TEN YEARS POST-THERASENSE: CLOSING THE GAP BETWEEN WALKER PROCESS FRAUD AND INEQUITABLE CONDUCT
By Anne Y. Brody and Elisabeth Ponce1
Prior to 2011, inequitable conduct (a defense to a patent infringement claim) was considered and analyzed as a lesser charge than Walker Process fraudâan antitrust claim alleging unlawful monopolization through the enforcement of a patent obtained by fraud on the Patent Office. That distinction began to change, in practice, in 2011, when the Federal Circuit responded to an "absolute plague" of "charging inequitable conduct in almost every major patent case" by issuing Therasense, Inc. v. Becton, Dickinson & Co.2 The post-Therasense decade has crystallized that, although minor differences remain in the application of the two charges, the showing required for proving inequitable conduct and the fraud component of Walker Process liability "seems to be ‘nearly identical.’"3 Indeed, today’s courts largely treat Walker Process and inequitable conduct claims equivalently. The continual harmonization of these two charges recently culminated in Complete Genomics, Inc. v. Illumina, Inc., where the court suggested that a finding of inequitable conduct in an earlier patent case may have preclusive effect and may narrow or focus the issues in a later, separate antitrust Walker Process case.4 This emerging trend will likely have a significant impact in future patent and antitrust cases.
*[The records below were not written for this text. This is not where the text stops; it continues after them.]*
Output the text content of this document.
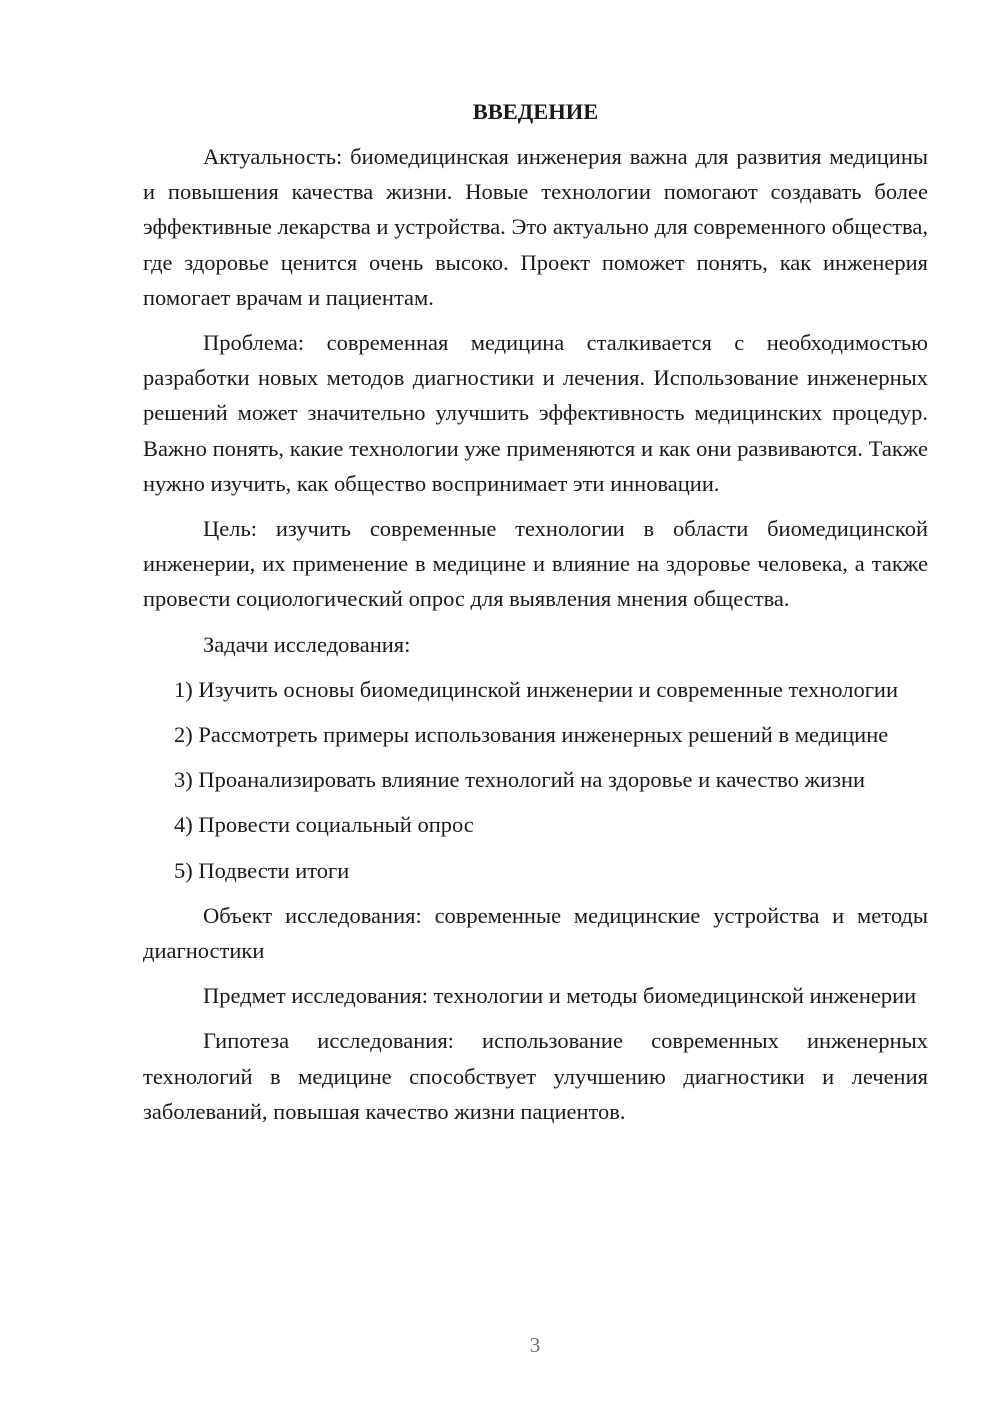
ВВЕДЕНИЕ

Актуальность: биомедицинская инженерия важна для развития медицины и повышения качества жизни. Новые технологии помогают создавать более эффективные лекарства и устройства. Это актуально для современного общества, где здоровье ценится очень высоко. Проект поможет понять, как инженерия помогает врачам и пациентам.

Проблема: современная медицина сталкивается с необходимостью разработки новых методов диагностики и лечения. Использование инженерных решений может значительно улучшить эффективность медицинских процедур. Важно понять, какие технологии уже применяются и как они развиваются. Также нужно изучить, как общество воспринимает эти инновации.

Цель: изучить современные технологии в области биомедицинской инженерии, их применение в медицине и влияние на здоровье человека, а также провести социологический опрос для выявления мнения общества.

Задачи исследования:

1) Изучить основы биомедицинской инженерии и современные технологии

2) Рассмотреть примеры использования инженерных решений в медицине

3) Проанализировать влияние технологий на здоровье и качество жизни

4) Провести социальный опрос

5) Подвести итоги

Объект исследования: современные медицинские устройства и методы диагностики

Предмет исследования: технологии и методы биомедицинской инженерии

Гипотеза исследования: использование современных инженерных технологий в медицине способствует улучшению диагностики и лечения заболеваний, повышая качество жизни пациентов.

3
This article discusses recent case developments that illustrate the continual harmonization of the inequitable conduct and Walker Process fraud charges, and it analyzes both parties’ arguments and the courts’ opinions. Lastly, it examines whether the doctrine of infectious unenforceability has any role to play in proving Walker Process fraud and other antitrust theories.